Session title: T cell re-directing therapies in relapsed/refractory multiple myeloma

Background
B-cell maturation antigen (BCMA)-targeted immunotherapies are promising treatment options for patients with relapsed/refractory multiple myeloma (MM). Teclistamab (JNJ-64007957) is a bispecific immunoglobulin G4 antibody that binds to both BCMA and CD3 to redirect CD3+ T cells to BCMA-expressing MM cells. 

Aims
To report updated results from the first-in-human phase 1 study of teclistamab in patients with relapsed/refractory MM who were treated at the recommended phase 2 dose (RP2D).


To report updated results from the first-in-human phase 1 study of teclistamab in patients with relapsed/refractory MM who were treated at the recommended phase 2 dose (RP2D).

Methods
Eligible patients had relapsed/refractory MM or were intolerant to established therapies. The primary objectives of the study were to identify the RP2D (part 1) and to characterize the safety and tolerability of teclistamab at the RP2D (part 2).Teclistamab was given either intravenously (IV; range 0.3–19.2 μg/kg biweekly; range 19.2–720 μg/kg weekly) or subcutaneously (SC; range 80.0–3000 μg/kg weekly) in different cohorts, with step-up dosing for doses ≥38.4 μg/kg.

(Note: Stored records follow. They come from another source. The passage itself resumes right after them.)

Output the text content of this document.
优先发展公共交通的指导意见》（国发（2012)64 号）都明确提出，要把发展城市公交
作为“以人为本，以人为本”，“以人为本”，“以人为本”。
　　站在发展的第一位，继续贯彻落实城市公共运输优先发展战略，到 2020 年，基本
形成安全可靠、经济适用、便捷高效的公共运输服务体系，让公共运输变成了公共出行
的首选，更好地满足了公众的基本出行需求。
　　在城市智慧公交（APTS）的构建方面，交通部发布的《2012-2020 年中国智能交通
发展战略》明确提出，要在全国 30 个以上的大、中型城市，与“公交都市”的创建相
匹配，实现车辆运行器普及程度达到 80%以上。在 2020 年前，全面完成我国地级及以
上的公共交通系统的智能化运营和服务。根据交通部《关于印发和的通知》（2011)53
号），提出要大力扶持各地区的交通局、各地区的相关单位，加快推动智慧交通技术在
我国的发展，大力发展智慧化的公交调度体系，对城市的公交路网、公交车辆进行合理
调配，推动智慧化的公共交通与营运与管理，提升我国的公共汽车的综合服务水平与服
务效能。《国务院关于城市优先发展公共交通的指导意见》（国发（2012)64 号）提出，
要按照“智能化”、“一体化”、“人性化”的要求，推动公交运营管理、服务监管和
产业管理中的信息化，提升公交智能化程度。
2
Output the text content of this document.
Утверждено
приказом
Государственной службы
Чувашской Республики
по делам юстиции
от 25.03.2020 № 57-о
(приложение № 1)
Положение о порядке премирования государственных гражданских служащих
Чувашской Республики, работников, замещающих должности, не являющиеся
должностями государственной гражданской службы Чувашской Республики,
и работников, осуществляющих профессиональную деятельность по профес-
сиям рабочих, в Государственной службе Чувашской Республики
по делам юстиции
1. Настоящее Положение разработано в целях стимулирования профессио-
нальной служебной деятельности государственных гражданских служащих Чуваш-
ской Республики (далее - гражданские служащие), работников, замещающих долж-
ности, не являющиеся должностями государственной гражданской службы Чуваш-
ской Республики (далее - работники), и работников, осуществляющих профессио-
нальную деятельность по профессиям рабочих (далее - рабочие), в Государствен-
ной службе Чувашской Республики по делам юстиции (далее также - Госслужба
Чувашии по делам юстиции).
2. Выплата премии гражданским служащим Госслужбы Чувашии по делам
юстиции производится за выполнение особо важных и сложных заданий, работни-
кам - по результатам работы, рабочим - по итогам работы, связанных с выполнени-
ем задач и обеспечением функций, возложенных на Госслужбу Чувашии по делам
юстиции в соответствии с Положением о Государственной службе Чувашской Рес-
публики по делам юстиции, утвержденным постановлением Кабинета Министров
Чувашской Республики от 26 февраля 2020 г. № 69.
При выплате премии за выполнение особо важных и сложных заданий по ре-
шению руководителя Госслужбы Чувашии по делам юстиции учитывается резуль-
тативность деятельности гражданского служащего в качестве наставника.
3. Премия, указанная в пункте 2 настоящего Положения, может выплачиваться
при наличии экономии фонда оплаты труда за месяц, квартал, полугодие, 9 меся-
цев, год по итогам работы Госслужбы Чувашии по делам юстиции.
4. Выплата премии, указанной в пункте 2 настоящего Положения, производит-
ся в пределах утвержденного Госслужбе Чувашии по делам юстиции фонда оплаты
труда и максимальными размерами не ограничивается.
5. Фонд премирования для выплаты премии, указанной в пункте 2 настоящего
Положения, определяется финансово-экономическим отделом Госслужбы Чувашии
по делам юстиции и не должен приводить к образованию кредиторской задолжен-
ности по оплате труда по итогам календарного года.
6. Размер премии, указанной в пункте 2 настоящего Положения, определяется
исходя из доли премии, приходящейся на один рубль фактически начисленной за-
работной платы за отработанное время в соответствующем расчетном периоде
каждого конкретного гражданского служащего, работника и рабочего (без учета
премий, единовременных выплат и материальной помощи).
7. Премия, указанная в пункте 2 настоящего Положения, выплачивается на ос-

Adverse events (AEs) were graded by Common Terminology Criteria for Adverse Events v4.03, and cytokine release syndrome (CRS) was graded by Lee et al 2014 criteria. Response was assessed per International Myeloma Working Group criteria. All patients provided informed consent.

Results
As of Feb 4, 2021, 156 patients had received teclistamab IV (n=84) or SC (n=72). The identified RP2D of weekly SC 1500 μg/kg teclistamab with 60.0 and 300 μg/kg step-up doses, was given to 40 patients; the median follow-up was 4.3 months (range 1.1–10.4+). Of the patients treated at the RP2D, the median age was 62.5 years (range, 39–84), 65% were men and a median of 5 prior lines of therapy was received (range 2–11; 100% triple-class exposed; 65% penta-drug exposed; 83% triple-class refractory; 35% penta-drug refractory; 85% refractory to their last line of therapy). No dose-limiting toxicities occurred at the RP2D in part 1 of the study. The most common AEs at the RP2D were CRS (70%; no grade 3/4 events) and neutropenia (60%; 40% were grade 3/4); grade 1 neurotoxicity was reported in 1 (3%) patient. The median time to CRS onset occurred later with SC dosing compared with IV dosing (day after SC injection vs. day of IV infusion). The overall response rate in response-evaluable patients treated at the RP2D (n = 40) was 65%; 58% of patients achieved a very good partial response or better, and 30% of patients achieved a complete response (CR) or better. The median time to first confirmed response was 1.0 month (range 0.2–3.1). At the RP2D, the median duration of response was not reached with 23/26 responders (88%) alive and continuing treatment at a median follow-up of 5.3 months (range 1.2–10.4+). Responses continued to deepen over time. Of 14 evaluable patients across all cohorts, 9 with CR were minimal residual disease–negative at 10-6. At the RP2D, teclistamab exposure was sustained across the dosing interval and exceeded target levels. Consistent T cell activation was also observed at the RP2D. 

Conclusion
At the RP2D of weekly 1500 μg/kg SC, teclistamab was well-tolerated and demonstrated encouraging efficacy with durable, deepening responses, warranting further investigation as monotherapy and in combination with other agents. With the extended exposure profile at the RP2D and delayed and low-grade CRS observed with SC administration, alternative SC dosing strategies are being explored.